Review: Materials Database
The Materials Database will no doubt become one of the most important references in the conservator’s library, bringing together in one source information about an encyclopedic range of materials; including their definition, chemical and physical properties, and literature citations for additional information. Conservators routinely consult a wide range of sources for information pertaining to the materials that comprise a work of art or those that are being considered for its treatment. The Materials Database will expedite this search. Whether looking for a definition of an unfamiliar term, comparing and contrasting the properties of two materials, or seeking an alternative source of information about a material, the Database can provide the answers. It will also provide an important historical reference for documenting the materials used in conservation treatments.
While placing the data in an alphabetical format is the most logical and lends itself to a book format, retrieval of information within the database format is critically important and should be retained in the final distribution of the Database as a CD-ROM. The computer has already become an extension of our libraries, and this format lends itself to timely updates of the information within the database.
The overall design of the database around “browse” and “search” functions is quite helpful. The browse function in particular worked well, and it was possible to move quickly through the document, despite the large number of entries. The search function, however, did not work as well. Description category searches pulled up an incomplete list of entries, for example:
- Search for “textile adhesive” (for adhesives used in the treatment of textiles) in the description category brought up 22 entries but did not include important ones used in the conservation of textiles, including Mowilith, Vinammul, Elvace, Beva, Wheat Starch paste, etc. It is important that the definitions be formatted to include key words to facilitate searching. Although many of these adhesives are in the database, they are not necessarily listed as being used for the conservation of textiles.

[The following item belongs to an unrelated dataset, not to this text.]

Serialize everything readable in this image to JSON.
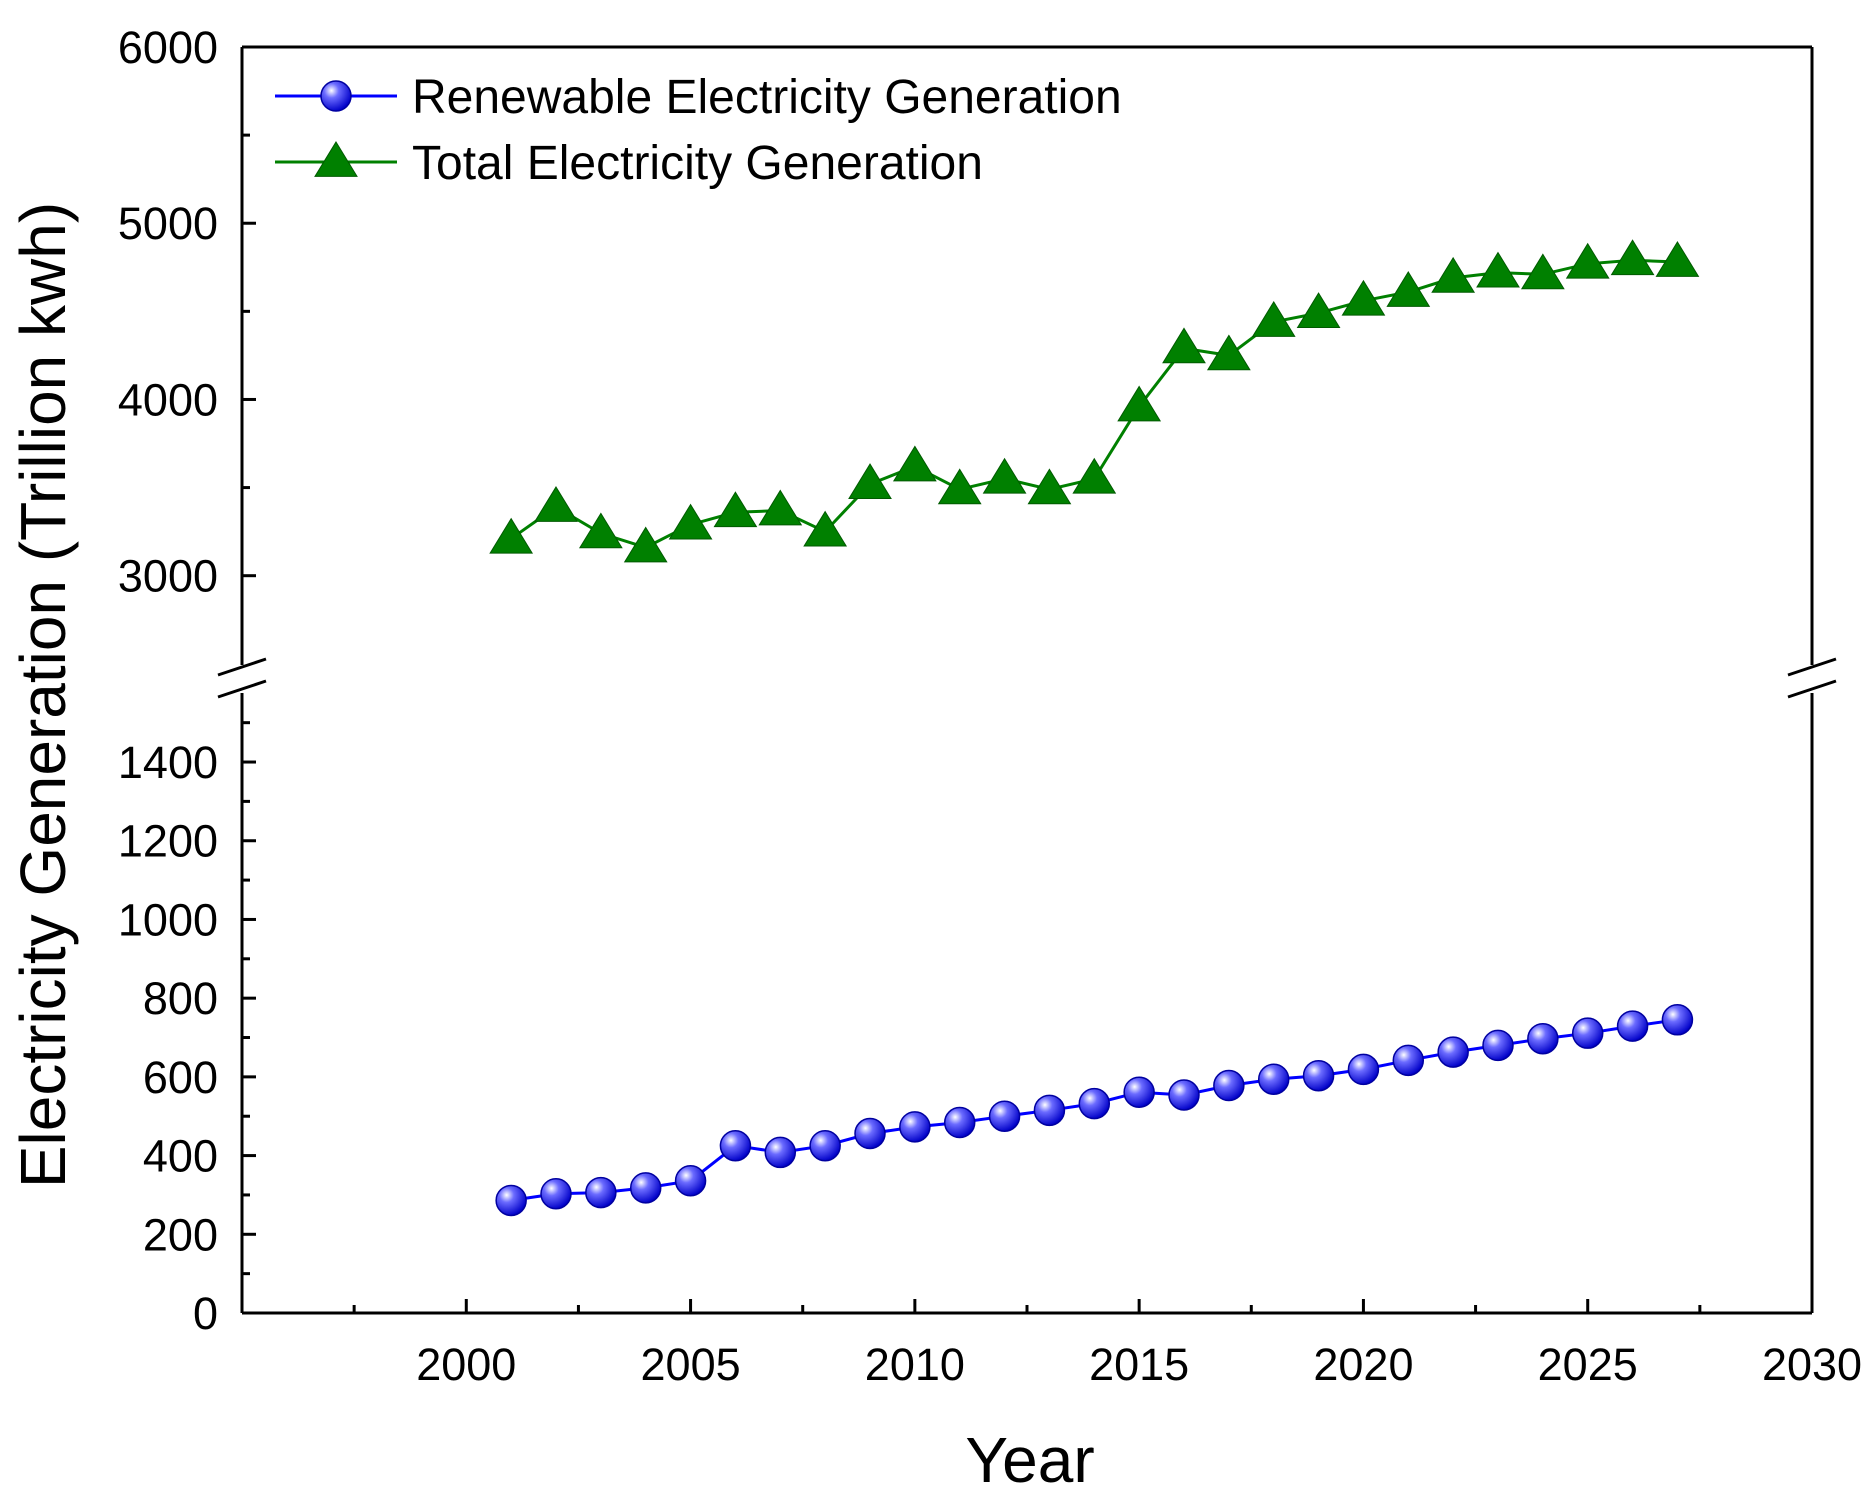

- Similar search for “textile detergent” yielded six entries, but omitted important ones such as Icepal and Triton-X.
- “Conservation support fabrics” search did not have any match, “support fabrics” had a few, though none used in the support of textile objects, such as crepeline or stabiltex.
In addition to the overall search problems mentioned above, successful development of the search function will depend on complete and accurate information in individual entries. While some materials appeared within the database, specific uses (for example for textile conservation) may not have been listed and therefore not retrievable as such. Citations were not present in many cases. CMC is an example, a cellulose derivative that has widespread use in many conservation disciplines. Its use as an antiredeposition agent in the washing of historic textiles was widely embraced within the field of textile conservation after the research of Judith H. Hofenk de Graaff, a use that is important to note in the database and for which there are several citations. Similarly, EDTA has uses listed in the database related to cleaning of metals and objects, but not to textiles, although it was presented in an AIC Specialty Group (Adler and Eaton, 1995) paper for use with cleaning textiles with stains caused by metal ions in previous wash baths. Other obvious omissions, such as Lissapol N and C detergents may have been due to their widespread use in Great Britain and not in this country; however others common in the US should be included, such as the widely used non-ionic detergent Icepal.

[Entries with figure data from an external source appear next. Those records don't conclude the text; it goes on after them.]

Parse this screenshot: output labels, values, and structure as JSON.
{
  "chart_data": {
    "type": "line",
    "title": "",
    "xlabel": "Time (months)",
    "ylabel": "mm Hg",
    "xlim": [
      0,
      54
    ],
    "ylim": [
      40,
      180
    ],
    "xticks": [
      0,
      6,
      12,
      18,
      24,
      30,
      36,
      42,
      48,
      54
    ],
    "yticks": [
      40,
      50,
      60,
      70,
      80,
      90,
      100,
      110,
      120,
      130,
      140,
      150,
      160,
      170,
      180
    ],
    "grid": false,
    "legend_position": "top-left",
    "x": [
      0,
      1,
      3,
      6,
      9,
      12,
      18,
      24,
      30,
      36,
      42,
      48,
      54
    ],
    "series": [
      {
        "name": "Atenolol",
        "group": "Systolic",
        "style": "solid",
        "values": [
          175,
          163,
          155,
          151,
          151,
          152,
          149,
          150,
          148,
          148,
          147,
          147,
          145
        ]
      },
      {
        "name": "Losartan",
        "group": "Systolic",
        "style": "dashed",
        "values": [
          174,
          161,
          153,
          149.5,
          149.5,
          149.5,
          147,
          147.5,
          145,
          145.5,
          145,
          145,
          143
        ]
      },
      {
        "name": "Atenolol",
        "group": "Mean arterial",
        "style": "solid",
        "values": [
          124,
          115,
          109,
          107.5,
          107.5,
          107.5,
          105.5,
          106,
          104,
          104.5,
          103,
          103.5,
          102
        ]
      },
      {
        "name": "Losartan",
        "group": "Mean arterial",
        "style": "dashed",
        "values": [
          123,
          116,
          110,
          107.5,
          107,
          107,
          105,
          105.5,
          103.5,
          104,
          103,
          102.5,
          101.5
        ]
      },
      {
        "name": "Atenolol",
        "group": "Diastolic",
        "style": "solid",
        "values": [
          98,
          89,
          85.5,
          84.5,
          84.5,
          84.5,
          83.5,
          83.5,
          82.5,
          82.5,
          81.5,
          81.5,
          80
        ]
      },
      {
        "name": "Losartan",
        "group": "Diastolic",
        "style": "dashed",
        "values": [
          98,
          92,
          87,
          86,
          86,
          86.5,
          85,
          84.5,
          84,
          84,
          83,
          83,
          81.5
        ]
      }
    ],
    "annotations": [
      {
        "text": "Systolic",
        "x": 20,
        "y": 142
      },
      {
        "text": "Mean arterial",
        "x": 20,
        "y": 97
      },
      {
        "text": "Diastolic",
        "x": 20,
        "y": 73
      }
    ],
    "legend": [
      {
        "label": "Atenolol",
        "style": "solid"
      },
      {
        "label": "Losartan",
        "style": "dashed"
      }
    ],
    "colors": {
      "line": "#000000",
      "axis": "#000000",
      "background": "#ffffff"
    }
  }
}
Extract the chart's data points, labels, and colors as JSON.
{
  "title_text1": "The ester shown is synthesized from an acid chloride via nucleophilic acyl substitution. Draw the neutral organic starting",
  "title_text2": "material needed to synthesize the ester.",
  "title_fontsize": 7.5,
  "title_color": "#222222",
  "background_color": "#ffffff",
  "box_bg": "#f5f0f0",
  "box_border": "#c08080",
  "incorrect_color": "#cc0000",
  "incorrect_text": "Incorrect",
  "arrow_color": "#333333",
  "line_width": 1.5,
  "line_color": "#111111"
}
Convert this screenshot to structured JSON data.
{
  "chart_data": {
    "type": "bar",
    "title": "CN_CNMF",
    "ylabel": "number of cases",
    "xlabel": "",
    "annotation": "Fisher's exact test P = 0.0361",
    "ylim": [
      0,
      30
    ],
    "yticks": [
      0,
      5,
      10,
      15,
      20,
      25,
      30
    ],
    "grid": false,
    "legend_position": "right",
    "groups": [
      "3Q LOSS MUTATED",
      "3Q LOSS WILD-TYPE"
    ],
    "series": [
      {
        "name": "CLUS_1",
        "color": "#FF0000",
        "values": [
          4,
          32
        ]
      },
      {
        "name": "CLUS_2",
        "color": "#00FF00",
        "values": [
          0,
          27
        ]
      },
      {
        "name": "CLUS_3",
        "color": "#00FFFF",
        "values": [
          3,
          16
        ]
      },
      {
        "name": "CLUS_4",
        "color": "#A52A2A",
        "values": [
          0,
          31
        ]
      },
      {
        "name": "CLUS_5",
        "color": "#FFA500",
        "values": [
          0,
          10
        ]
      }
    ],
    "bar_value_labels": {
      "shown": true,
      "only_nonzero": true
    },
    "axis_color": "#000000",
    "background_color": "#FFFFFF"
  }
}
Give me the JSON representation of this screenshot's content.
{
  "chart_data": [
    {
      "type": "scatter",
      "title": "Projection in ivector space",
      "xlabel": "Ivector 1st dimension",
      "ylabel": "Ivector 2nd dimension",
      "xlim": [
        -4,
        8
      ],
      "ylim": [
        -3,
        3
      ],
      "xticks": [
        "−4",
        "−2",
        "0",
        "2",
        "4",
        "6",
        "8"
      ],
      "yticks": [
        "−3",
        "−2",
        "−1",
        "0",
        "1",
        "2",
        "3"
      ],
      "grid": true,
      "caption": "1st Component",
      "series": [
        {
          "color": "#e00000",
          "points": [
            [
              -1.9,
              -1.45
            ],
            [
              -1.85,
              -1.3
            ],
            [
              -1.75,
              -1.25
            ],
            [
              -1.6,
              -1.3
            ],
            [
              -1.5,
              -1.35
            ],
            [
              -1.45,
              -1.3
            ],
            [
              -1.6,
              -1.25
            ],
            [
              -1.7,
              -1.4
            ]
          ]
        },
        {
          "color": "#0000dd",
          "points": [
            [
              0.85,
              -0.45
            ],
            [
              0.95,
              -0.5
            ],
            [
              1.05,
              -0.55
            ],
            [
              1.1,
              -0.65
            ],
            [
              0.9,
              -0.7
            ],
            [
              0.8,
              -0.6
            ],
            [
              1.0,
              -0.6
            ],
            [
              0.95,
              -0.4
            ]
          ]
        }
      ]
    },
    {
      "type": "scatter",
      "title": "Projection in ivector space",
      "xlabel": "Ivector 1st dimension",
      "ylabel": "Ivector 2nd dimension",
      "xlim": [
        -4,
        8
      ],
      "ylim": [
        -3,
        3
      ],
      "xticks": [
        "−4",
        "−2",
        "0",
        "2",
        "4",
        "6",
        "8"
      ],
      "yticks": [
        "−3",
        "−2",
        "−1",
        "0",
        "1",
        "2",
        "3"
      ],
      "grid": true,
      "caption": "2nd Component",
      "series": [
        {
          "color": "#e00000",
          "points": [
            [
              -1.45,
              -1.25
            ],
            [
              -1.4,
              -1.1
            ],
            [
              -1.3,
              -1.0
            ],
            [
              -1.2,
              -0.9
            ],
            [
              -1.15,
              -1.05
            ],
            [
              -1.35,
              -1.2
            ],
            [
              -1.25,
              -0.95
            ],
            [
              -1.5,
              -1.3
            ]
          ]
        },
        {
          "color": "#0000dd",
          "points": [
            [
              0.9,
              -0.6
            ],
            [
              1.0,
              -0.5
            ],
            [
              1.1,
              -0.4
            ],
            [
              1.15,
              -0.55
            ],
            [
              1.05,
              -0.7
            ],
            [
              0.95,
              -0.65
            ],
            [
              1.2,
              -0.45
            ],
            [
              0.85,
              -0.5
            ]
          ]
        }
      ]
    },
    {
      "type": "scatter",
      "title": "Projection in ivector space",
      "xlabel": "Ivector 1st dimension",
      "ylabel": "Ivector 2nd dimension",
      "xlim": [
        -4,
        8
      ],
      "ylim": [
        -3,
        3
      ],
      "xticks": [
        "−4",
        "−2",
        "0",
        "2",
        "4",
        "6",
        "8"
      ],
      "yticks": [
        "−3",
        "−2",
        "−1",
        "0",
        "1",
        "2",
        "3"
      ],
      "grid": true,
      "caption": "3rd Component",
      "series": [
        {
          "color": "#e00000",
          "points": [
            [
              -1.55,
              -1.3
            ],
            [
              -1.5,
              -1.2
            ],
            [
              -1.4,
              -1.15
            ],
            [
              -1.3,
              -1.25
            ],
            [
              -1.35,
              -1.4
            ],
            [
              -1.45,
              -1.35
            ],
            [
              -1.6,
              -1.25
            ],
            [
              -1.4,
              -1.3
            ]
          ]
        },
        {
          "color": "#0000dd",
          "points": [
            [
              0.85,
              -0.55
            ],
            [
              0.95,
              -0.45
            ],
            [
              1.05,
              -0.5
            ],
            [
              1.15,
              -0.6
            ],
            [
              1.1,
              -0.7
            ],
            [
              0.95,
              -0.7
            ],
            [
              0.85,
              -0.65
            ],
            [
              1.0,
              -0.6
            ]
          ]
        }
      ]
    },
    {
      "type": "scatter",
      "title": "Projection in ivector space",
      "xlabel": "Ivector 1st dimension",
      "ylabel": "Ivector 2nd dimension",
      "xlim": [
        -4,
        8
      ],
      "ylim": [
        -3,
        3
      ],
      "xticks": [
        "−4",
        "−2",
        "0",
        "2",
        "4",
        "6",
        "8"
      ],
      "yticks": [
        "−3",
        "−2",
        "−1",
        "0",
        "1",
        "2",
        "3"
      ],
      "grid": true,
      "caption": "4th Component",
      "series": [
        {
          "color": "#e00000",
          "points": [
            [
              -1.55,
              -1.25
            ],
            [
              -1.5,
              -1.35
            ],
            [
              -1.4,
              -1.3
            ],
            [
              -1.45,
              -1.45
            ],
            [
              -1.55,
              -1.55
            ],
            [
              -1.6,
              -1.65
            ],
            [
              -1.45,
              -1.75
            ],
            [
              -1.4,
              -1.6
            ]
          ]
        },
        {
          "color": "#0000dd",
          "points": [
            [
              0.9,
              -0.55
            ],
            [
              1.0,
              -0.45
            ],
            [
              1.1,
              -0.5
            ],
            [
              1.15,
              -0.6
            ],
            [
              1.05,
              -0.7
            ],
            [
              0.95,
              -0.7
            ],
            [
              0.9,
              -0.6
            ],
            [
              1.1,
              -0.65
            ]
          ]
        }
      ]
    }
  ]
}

It appears that Rosalie Rosso King’s book was used extensively for data. It would perhaps be preferable to use sources that offer a full analysis of the topic of fiber identification such as J. Gordon Cook (Handbook of Textile Fibers) and their preparation for manufacture into textiles, such as Marjory L. Joseph (Introductory Textile Science).
Some of the entries simply need clarification, for example rabbit hair, defined as…”fluffy, warm felt fabric.” Rabbit hair has specific chemical and physical properties and optical characteristics, which would be useful in the entry, as do all the fibers. It is used in a number of different weave structures, both woven, knitted, and possibly even felted (nonwoven); to characterize it as a “felt fabric” is inaccurate, and as “fluffy and warm” not particularly useful.
In summary, the foundation for the database is well placed. Additional work is needed on individual entries to incorporate commonly used conservation materials, to edit the existing definitions, and to ensure the use of key words for ease in searching data. Citations should be included as much as possible.